As you can imagine the Federal Reserve is not a bank like any other, for some it is a department of the US government that has a duty to manage monetary policy, it is true but not 100%.
I make a bit of a story, in the early 1900s the government was in a near-bankruptcy situation, in 1907 an event called “Bankers’ Panic” triggered a 50% loss on New York Stock Exchange compared to the previous year. At such a critical time alarmed savers withdrew their money and many banks failed.
The situation was general panic, because the United States did not have a central bank, since then 12 of the most important families (J.P. Morgan, Rockffeller, Warburg…) met and in 1913 United States Congress founded the Federal Reserve.
The purpose of this American central bank is to control, stabilise and ensure the functioning of the national banking system.
Federal Reserve uses its direct market activity to trigger monetary policy decisions, influencing not only the United States but also the world. We understand that Fed manages monetary policy, to do this task has 3 tools:
- Manage Interest Rate
- Monetary Reserve
- Discount Rate
For example, when a family or company needs money, it goes to the bank for a loan and will have an interest rate to pay.

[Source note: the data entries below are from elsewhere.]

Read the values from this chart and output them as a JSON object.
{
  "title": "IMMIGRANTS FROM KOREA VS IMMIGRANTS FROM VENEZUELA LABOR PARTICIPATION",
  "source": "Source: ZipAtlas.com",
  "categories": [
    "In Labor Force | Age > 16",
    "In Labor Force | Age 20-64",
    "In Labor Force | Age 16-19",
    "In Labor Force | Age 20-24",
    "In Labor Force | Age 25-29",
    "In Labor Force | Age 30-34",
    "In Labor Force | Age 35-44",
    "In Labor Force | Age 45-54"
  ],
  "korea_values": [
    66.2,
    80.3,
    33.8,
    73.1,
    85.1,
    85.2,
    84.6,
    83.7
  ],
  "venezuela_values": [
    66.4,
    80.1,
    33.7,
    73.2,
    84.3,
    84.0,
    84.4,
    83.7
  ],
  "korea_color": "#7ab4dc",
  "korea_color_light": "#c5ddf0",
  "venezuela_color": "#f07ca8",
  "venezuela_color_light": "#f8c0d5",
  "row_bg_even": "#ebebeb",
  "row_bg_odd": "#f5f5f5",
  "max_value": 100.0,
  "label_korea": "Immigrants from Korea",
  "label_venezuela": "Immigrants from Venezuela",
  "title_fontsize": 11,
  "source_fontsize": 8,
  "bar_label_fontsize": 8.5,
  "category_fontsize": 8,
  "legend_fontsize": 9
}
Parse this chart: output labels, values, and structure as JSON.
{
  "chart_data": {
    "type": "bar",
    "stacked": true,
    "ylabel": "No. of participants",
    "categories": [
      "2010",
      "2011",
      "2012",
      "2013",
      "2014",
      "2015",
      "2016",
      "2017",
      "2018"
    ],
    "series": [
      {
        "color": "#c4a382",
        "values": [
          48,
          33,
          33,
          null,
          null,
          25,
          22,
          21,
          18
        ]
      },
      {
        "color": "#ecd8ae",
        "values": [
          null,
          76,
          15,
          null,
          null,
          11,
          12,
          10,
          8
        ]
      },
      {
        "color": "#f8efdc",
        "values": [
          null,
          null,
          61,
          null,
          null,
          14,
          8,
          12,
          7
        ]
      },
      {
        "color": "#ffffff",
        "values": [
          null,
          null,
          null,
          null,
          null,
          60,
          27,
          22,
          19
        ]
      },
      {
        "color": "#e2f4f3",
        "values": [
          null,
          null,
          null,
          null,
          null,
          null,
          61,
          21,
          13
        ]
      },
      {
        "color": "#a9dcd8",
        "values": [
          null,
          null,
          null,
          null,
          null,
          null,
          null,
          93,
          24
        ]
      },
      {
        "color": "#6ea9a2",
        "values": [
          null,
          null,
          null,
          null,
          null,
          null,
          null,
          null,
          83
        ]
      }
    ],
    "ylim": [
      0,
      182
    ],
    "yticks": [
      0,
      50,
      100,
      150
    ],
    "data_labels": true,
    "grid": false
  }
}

If the economy is growing fast, short-term interest rates will rise, if the economy is struggling Fed lowers rates to boost the economy. If growth is stable, it may decide to leave interest rates unchanged.

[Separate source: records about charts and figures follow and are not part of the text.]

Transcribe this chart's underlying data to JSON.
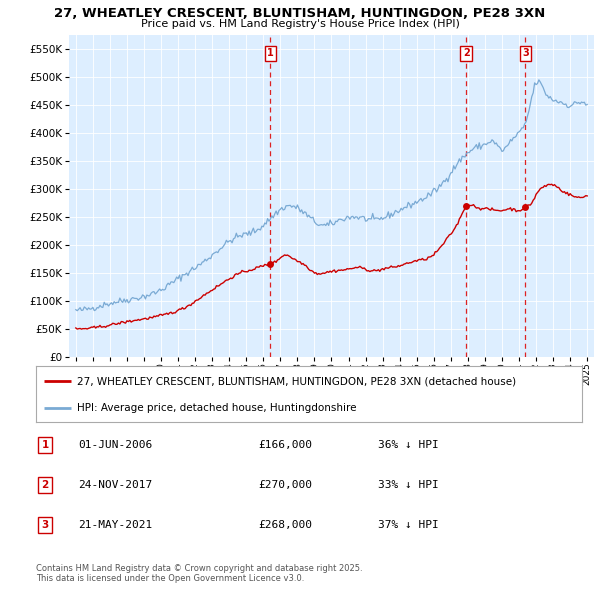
{
  "title_line1": "27, WHEATLEY CRESCENT, BLUNTISHAM, HUNTINGDON, PE28 3XN",
  "title_line2": "Price paid vs. HM Land Registry's House Price Index (HPI)",
  "ytick_values": [
    0,
    50000,
    100000,
    150000,
    200000,
    250000,
    300000,
    350000,
    400000,
    450000,
    500000,
    550000
  ],
  "ylim": [
    0,
    575000
  ],
  "year_start": 1995,
  "year_end": 2025,
  "sale_events": [
    {
      "date": "01-JUN-2006",
      "price": 166000,
      "label": "1",
      "year_float": 2006.42
    },
    {
      "date": "24-NOV-2017",
      "price": 270000,
      "label": "2",
      "year_float": 2017.9
    },
    {
      "date": "21-MAY-2021",
      "price": 268000,
      "label": "3",
      "year_float": 2021.38
    }
  ],
  "hpi_color": "#7aaad4",
  "price_color": "#cc0000",
  "background_color": "#ddeeff",
  "legend_address": "27, WHEATLEY CRESCENT, BLUNTISHAM, HUNTINGDON, PE28 3XN (detached house)",
  "legend_hpi": "HPI: Average price, detached house, Huntingdonshire",
  "table_rows": [
    {
      "num": "1",
      "date": "01-JUN-2006",
      "price": "£166,000",
      "pct": "36% ↓ HPI"
    },
    {
      "num": "2",
      "date": "24-NOV-2017",
      "price": "£270,000",
      "pct": "33% ↓ HPI"
    },
    {
      "num": "3",
      "date": "21-MAY-2021",
      "price": "£268,000",
      "pct": "37% ↓ HPI"
    }
  ],
  "footnote": "Contains HM Land Registry data © Crown copyright and database right 2025.\nThis data is licensed under the Open Government Licence v3.0."
}
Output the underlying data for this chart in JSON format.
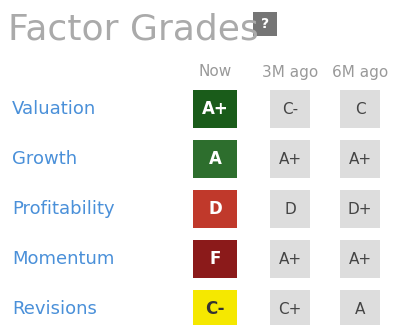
{
  "title": "Factor Grades",
  "background_color": "#ffffff",
  "title_color": "#aaaaaa",
  "title_fontsize": 26,
  "label_color": "#4a90d9",
  "label_fontsize": 13,
  "header_color": "#999999",
  "header_fontsize": 11,
  "rows": [
    "Valuation",
    "Growth",
    "Profitability",
    "Momentum",
    "Revisions"
  ],
  "columns": [
    "Now",
    "3M ago",
    "6M ago"
  ],
  "grades": [
    [
      "A+",
      "C-",
      "C"
    ],
    [
      "A",
      "A+",
      "A+"
    ],
    [
      "D",
      "D",
      "D+"
    ],
    [
      "F",
      "A+",
      "A+"
    ],
    [
      "C-",
      "C+",
      "A"
    ]
  ],
  "now_colors": [
    "#1a5c1a",
    "#2d6e2d",
    "#c0392b",
    "#8b1a1a",
    "#f5e800"
  ],
  "now_text_colors": [
    "#ffffff",
    "#ffffff",
    "#ffffff",
    "#ffffff",
    "#333333"
  ],
  "hist_bg_color": "#dddddd",
  "hist_text_color": "#444444",
  "question_box_color": "#757575",
  "question_text_color": "#ffffff",
  "fig_width": 4.05,
  "fig_height": 3.25,
  "dpi": 100
}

Fed’s goal, I repeat, is to maintain price stability in the market, have a low unemployment rate and keep inflation under control.
Job market is being monitored constantly by the Federal Reserve because if there is rising unemployment it will have to lower interest rates to encourage financing for businesses and households.

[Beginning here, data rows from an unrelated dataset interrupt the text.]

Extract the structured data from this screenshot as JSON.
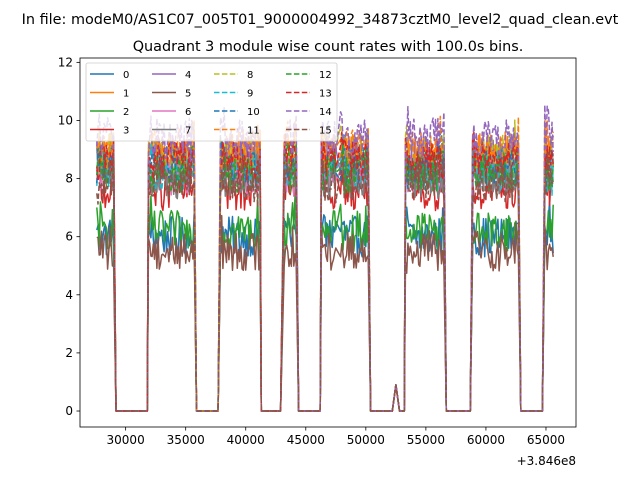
{
  "chart_data": {
    "type": "line",
    "suptitle": "In file: modeM0/AS1C07_005T01_9000004992_34873cztM0_level2_quad_clean.evt",
    "title": "Quadrant 3 module wise count rates with 100.0s bins.",
    "xlabel": "",
    "ylabel": "",
    "x_offset_label": "+3.846e8",
    "xlim": [
      26200,
      67500
    ],
    "ylim": [
      -0.55,
      12.15
    ],
    "xticks": [
      30000,
      35000,
      40000,
      45000,
      50000,
      55000,
      60000,
      65000
    ],
    "xtick_labels": [
      "30000",
      "35000",
      "40000",
      "45000",
      "50000",
      "55000",
      "60000",
      "65000"
    ],
    "yticks": [
      0,
      2,
      4,
      6,
      8,
      10,
      12
    ],
    "ytick_labels": [
      "0",
      "2",
      "4",
      "6",
      "8",
      "10",
      "12"
    ],
    "on_segments": [
      [
        27600,
        29000
      ],
      [
        31900,
        35700
      ],
      [
        37900,
        41200
      ],
      [
        43200,
        44200
      ],
      [
        46300,
        47500
      ],
      [
        47900,
        50200
      ],
      [
        53300,
        56500
      ],
      [
        58900,
        62700
      ],
      [
        64900,
        65600
      ]
    ],
    "off_segments": [
      [
        29200,
        31800
      ],
      [
        35900,
        37800
      ],
      [
        41300,
        43000
      ],
      [
        44400,
        46200
      ],
      [
        50400,
        52200
      ],
      [
        52800,
        53200
      ],
      [
        56700,
        58700
      ],
      [
        62900,
        64800
      ]
    ],
    "series": [
      {
        "name": "0",
        "color": "#1f77b4",
        "dash": "solid",
        "level": 6.0
      },
      {
        "name": "1",
        "color": "#ff7f0e",
        "dash": "solid",
        "level": 8.8
      },
      {
        "name": "2",
        "color": "#2ca02c",
        "dash": "solid",
        "level": 6.2
      },
      {
        "name": "3",
        "color": "#d62728",
        "dash": "solid",
        "level": 7.6
      },
      {
        "name": "4",
        "color": "#9467bd",
        "dash": "solid",
        "level": 8.7
      },
      {
        "name": "5",
        "color": "#8c564b",
        "dash": "solid",
        "level": 5.5
      },
      {
        "name": "6",
        "color": "#e377c2",
        "dash": "solid",
        "level": 8.1
      },
      {
        "name": "7",
        "color": "#7f7f7f",
        "dash": "solid",
        "level": 8.0
      },
      {
        "name": "8",
        "color": "#bcbd22",
        "dash": "dashed",
        "level": 8.9
      },
      {
        "name": "9",
        "color": "#17becf",
        "dash": "dashed",
        "level": 8.3
      },
      {
        "name": "10",
        "color": "#1f77b4",
        "dash": "dashed",
        "level": 8.5
      },
      {
        "name": "11",
        "color": "#ff7f0e",
        "dash": "dashed",
        "level": 9.0
      },
      {
        "name": "12",
        "color": "#2ca02c",
        "dash": "dashed",
        "level": 8.2
      },
      {
        "name": "13",
        "color": "#d62728",
        "dash": "dashed",
        "level": 8.6
      },
      {
        "name": "14",
        "color": "#9467bd",
        "dash": "dashed",
        "level": 9.4
      },
      {
        "name": "15",
        "color": "#8c564b",
        "dash": "dashed",
        "level": 7.9
      }
    ]
  }
}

To manage US monetary policy, the Fed created the Federal Open Market Committee (FOMC) which consists of 7 governors and 5 chairmen of the other Reserve Banks.
It is important to know that the Federal Reserve can buy and sell bonds directly on the market, when you users see that on day X the Central Bank has injected Y billions of dollars of liquidity you will have understood the process.
Unfortunately Fed doesn’t always make right decisions, a case that comes to mind is during the bursting of the internet bubble when Alan Greenspan flooded the financial markets with money, Jerome Powell now reminds me of the same thing
Injecting billions into the market has completely destabilised the situation by creating a gap between finance and the real economy. World stock exchanges should be the mirror of the economy but that is not always the case, these “technicians” in government think they solve problems by printing money but do not realize the damage they cause.
For those who invest, I recommend that you mark the Federal Reserve’s appointment on the calendar because the decisions you make can positively or negatively affect financial markets.